Rutten C J, Steeneveld W, Vernooij J C M, Huijps K, Nielen M, Hogeveen H
Department of Farm Animal Health, Faculty of Veterinary Medicine, Utrecht University, 3584 CL, Utrecht, the Netherlands.
Department of Farm Animal Health, Faculty of Veterinary Medicine, Utrecht University, 3584 CL, Utrecht, the Netherlands; Business Economics Group, Wageningen University, 6706 KN, Wageningen, the Netherlands.
J Dairy Sci. 2016 Aug;99(8):6764-6779. doi: 10.3168/jds.2016-10935. Epub 2016 May 26.
A prognosis of the likelihood of insemination success is valuable information for the decision to start inseminating a cow. This decision is important for the reproduction management of dairy farms. The aim of this study was to develop a prognostic model for the likelihood of successful first insemination. The parameters considered for the model are readily available on farm at the time a farmer makes breeding decisions. In the first step, variables are selected for the prognostic model that have prognostic value for the likelihood of a successful first insemination. In the second step, farm effects on the likelihood of a successful insemination are quantified and the prognostic model is cross-validated. Logistic regression with a random effect for farm was used to develop the prognostic model. Insemination and test-day milk production data from 2,000 commercial Dutch dairy farms were obtained, and 190,541 first inseminations from this data set were used for model selection. The following variables were used in the selection process: parity, days in milk, days to peak production, production level relative to herd mates, milk yield, breed of the cow, insemination season and calving season, log of the ratio of fat to protein content, and body condition score at insemination. Variables were selected in a forward selection and backward elimination, based on the Akaike information criterion. The variables that contributed most to the model were random farm effect, relative production factor, and milk yield at insemination. The parameters were estimated in a bootstrap analysis and a cross-validation was conducted within this bootstrap analysis. The parameter estimates for body condition score at insemination varied most, indicating that this effect varied most among Dutch dairy farms. The cross-validation showed that the prognosis of insemination success closely resembled the mean insemination success observed in the data set. Insemination success depends on physiological conditions of the cow, which are approximated indirectly by production and reproduction data that are routinely recorded on the farm. The model cannot be used as a detection model to distinguish cows that conceive from cows that do not. The model validation indicates, however, that routinely collected farm data and test-day milk yield records have value for the prognosis of insemination success in dairy cows.

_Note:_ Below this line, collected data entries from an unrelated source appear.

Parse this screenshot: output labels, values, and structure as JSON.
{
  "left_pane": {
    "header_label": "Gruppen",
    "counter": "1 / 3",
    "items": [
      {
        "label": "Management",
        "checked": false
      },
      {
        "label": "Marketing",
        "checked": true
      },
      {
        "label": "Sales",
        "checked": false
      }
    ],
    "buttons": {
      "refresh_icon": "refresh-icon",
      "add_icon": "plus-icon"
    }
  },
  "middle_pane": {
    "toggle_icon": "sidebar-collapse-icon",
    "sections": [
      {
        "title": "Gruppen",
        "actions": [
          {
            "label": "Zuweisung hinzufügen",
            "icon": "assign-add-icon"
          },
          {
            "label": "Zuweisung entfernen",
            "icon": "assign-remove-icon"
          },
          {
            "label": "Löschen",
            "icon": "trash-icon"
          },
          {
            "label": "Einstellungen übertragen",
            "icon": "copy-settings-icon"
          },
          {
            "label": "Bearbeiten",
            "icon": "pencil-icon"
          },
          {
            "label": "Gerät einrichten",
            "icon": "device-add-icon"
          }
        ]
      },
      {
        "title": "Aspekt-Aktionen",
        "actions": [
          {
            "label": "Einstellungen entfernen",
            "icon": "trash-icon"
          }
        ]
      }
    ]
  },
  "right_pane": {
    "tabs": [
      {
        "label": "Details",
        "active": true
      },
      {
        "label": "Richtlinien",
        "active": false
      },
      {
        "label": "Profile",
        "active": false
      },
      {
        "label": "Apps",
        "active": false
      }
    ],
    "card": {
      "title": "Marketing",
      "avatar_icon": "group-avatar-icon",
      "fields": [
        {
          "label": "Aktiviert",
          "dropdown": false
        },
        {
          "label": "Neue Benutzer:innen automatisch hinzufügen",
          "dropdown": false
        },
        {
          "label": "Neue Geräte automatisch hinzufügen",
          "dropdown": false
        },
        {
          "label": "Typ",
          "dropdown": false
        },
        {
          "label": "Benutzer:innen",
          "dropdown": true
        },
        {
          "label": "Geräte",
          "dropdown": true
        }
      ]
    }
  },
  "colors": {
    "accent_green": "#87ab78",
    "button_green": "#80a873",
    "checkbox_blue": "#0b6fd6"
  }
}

对授精成功可能性进行预后评估,对于决定开始对奶牛进行授精来说是有价值的信息。这一决定对奶牛场的繁殖管理至关重要。本研究的目的是开发一个预测首次授精成功可能性的模型。该模型所考虑的参数在农民做出繁殖决策时,在农场中很容易获得。第一步,为预测模型选择对首次授精成功可能性具有预后价值的变量。第二步,量化农场对授精成功可能性的影响,并对预测模型进行交叉验证。使用具有农场随机效应的逻辑回归来开发预测模型。获得了来自2000个荷兰商业奶牛场的授精和测日牛奶产量数据,并使用该数据集中的190541次首次授精进行模型选择。在选择过程中使用了以下变量:胎次、泌乳天数、达到产奶高峰的天数、相对于牛群同伴的生产水平、产奶量、奶牛品种、授精季节和产犊季节、脂肪与蛋白质含量之比的对数以及授精时的体况评分。根据赤池信息准则,通过向前选择和向后剔除来选择变量。对模型贡献最大的变量是农场随机效应、相对生产因子和授精时的产奶量。通过自助法分析估计参数,并在此自助法分析中进行交叉验证。授精时体况评分的参数估计变化最大,表明这种影响在荷兰奶牛场中变化最大。交叉验证表明,授精成功的预后与数据集中观察到的平均授精成功率非常相似。授精成功取决于奶牛的生理状况,而农场常规记录的生产和繁殖数据可间接近似反映这些状况。该模型不能用作区分受孕奶牛和未受孕奶牛的检测模型。然而,模型验证表明,常规收集的农场数据和测日牛奶产量记录对于预测奶牛授精成功具有价值。